Vendredi 18 janvier 2019

«Le Feu au Village» est un concert. Les chansons racontent la vie réelle et imaginaire d’un petit village des Deux-Sèvres, Vautebis à la fin des années 1960 et début 70.

C’était une époque charnière où le progrès se faisait ressentir mais où les traditions, plus ou moins respectées et suivies, étaient encore vivaces et présentes derrière les gestes, les actes de la vie quotidienne.

Se côtoyaient la mémoire des grands événements collectifs (Les 2 guerres mondiales : les noms sur le monument aux morts étaient ceux des frères, des pères, des fils, des amis…), des traditions anciennes (les foins en commun, le lavoir..), les aspirations nouvelles des adultes et un avenir qui nous semblait, à nous les plus jeunes, déjà «autre»… Nous avions devant nous un monde ancien qui s’effilochait…

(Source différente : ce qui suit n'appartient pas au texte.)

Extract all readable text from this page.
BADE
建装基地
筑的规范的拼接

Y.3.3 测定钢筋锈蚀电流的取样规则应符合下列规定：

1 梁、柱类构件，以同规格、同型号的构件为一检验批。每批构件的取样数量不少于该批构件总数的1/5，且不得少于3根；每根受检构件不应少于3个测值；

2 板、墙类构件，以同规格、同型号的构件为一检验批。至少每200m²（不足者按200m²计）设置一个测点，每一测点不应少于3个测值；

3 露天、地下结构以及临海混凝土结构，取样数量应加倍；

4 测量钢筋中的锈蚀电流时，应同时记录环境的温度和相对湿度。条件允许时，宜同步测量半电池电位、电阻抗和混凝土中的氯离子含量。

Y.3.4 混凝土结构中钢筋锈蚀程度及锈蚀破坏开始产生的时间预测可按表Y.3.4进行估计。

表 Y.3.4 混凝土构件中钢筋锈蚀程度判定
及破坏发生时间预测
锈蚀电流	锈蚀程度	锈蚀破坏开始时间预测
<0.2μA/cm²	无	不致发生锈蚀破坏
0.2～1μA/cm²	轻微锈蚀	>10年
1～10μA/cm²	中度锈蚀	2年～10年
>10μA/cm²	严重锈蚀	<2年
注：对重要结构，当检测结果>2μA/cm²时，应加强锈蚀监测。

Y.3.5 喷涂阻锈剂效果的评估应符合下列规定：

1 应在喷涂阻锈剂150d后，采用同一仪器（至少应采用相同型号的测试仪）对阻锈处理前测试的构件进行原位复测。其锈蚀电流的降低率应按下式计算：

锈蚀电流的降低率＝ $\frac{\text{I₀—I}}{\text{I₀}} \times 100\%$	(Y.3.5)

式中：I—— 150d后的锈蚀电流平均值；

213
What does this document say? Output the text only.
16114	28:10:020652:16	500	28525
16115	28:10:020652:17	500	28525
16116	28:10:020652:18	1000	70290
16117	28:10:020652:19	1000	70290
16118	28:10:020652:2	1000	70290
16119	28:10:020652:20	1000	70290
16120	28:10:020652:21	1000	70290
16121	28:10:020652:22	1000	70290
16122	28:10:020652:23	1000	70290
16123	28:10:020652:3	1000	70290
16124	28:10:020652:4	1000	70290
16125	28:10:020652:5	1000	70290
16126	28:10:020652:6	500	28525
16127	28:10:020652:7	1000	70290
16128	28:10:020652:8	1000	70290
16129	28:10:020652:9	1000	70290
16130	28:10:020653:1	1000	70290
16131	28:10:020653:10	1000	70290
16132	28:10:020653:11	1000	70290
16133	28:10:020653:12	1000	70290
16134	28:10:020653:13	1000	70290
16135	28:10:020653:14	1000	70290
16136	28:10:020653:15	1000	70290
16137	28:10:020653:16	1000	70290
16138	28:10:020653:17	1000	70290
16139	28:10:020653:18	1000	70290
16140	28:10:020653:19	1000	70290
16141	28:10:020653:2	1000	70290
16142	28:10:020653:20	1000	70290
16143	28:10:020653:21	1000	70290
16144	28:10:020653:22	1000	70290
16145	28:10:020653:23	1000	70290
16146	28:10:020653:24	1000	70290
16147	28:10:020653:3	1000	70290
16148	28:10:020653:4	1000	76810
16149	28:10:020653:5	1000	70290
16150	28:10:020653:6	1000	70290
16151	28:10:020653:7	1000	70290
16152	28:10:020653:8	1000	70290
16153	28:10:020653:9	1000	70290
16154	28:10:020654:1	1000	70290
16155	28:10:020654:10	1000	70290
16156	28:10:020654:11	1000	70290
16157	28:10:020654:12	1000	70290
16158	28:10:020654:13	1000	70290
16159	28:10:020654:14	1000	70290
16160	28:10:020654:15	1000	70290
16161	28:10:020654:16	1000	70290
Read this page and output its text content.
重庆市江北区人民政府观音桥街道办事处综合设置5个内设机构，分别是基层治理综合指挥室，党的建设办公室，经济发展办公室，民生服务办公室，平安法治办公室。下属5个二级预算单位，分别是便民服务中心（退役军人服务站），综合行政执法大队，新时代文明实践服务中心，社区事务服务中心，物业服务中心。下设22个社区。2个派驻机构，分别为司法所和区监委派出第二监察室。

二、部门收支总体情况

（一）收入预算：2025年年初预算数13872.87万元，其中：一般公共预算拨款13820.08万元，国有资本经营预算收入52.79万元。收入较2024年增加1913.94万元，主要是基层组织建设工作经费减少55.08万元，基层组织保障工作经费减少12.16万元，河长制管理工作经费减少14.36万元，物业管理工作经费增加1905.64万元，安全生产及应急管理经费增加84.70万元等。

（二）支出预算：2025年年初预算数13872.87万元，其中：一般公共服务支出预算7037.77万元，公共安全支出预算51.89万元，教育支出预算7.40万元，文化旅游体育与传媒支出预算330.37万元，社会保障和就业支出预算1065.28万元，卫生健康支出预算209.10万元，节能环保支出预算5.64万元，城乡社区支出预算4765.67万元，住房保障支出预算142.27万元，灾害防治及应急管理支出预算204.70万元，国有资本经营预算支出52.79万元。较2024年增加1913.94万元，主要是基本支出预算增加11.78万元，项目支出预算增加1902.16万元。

J’ai eu envie de tenir la chronique de ce village et de ces personnages : leurs langages (patois, expressions usuelles, gestuelles…), leurs actions… et l’envie de les transmettre, à ma façon, subjective. C’était un gamin de 10 ans qui observait ce monde et c’est un homme de 50 ans passés qui le relate. Les filtres de la subjectivité ont œuvré.

Il ne s’agissait pas de réaliser un travail de repli («Ah c’était mieux avant !»), de retour à un ancien temps, mais de dégager des histoires universelles d’une collectivité à un moment donné. Il ne s’agissait pas de réaliser une histoire officielle d’un village mais plutôt de multiples histoires pour décrire cette ambiance de village.

A travers les chansons créées se dessine une géographie de ce village :

– le paysage : les bois, les pâturages, les chemins, les rivières…

– les rituels sociaux : la messe, le marché, le bistrot…

– le patrimoine : l’église, la mairie, le cimetière, le monument aux morts… les bâtiments abandonnés ( le château, le lavoir, la bergerie…).

– la population : séparation encore prégnante entre les notables (notaire, médecin), les personnages importants (maître d’école, curé, commerçants, artisans…), les propriétaires terriens et les métayers, les garçons de ferme, les «bonnes», les hommes à tout faire…

– la vie familiale : les familles nombreuses, «les vieux gars», «les vieilles-filles»…

– La vie sentimentale (les mariages, les histoires d’amour officielles et officieuses…)

Les histoires d’origine sont réelles, vécues. Les prolongements sont inventés, exagérés pour devenir des épopées, des personnages rocambolesques mais proches des figures qu’on peut voir ça et là dans les quartiers, les villages (ex : une partie de cartes qui pourrait devenir un conflit interplanétaire ou une histoire d’amour qui met le feu au village).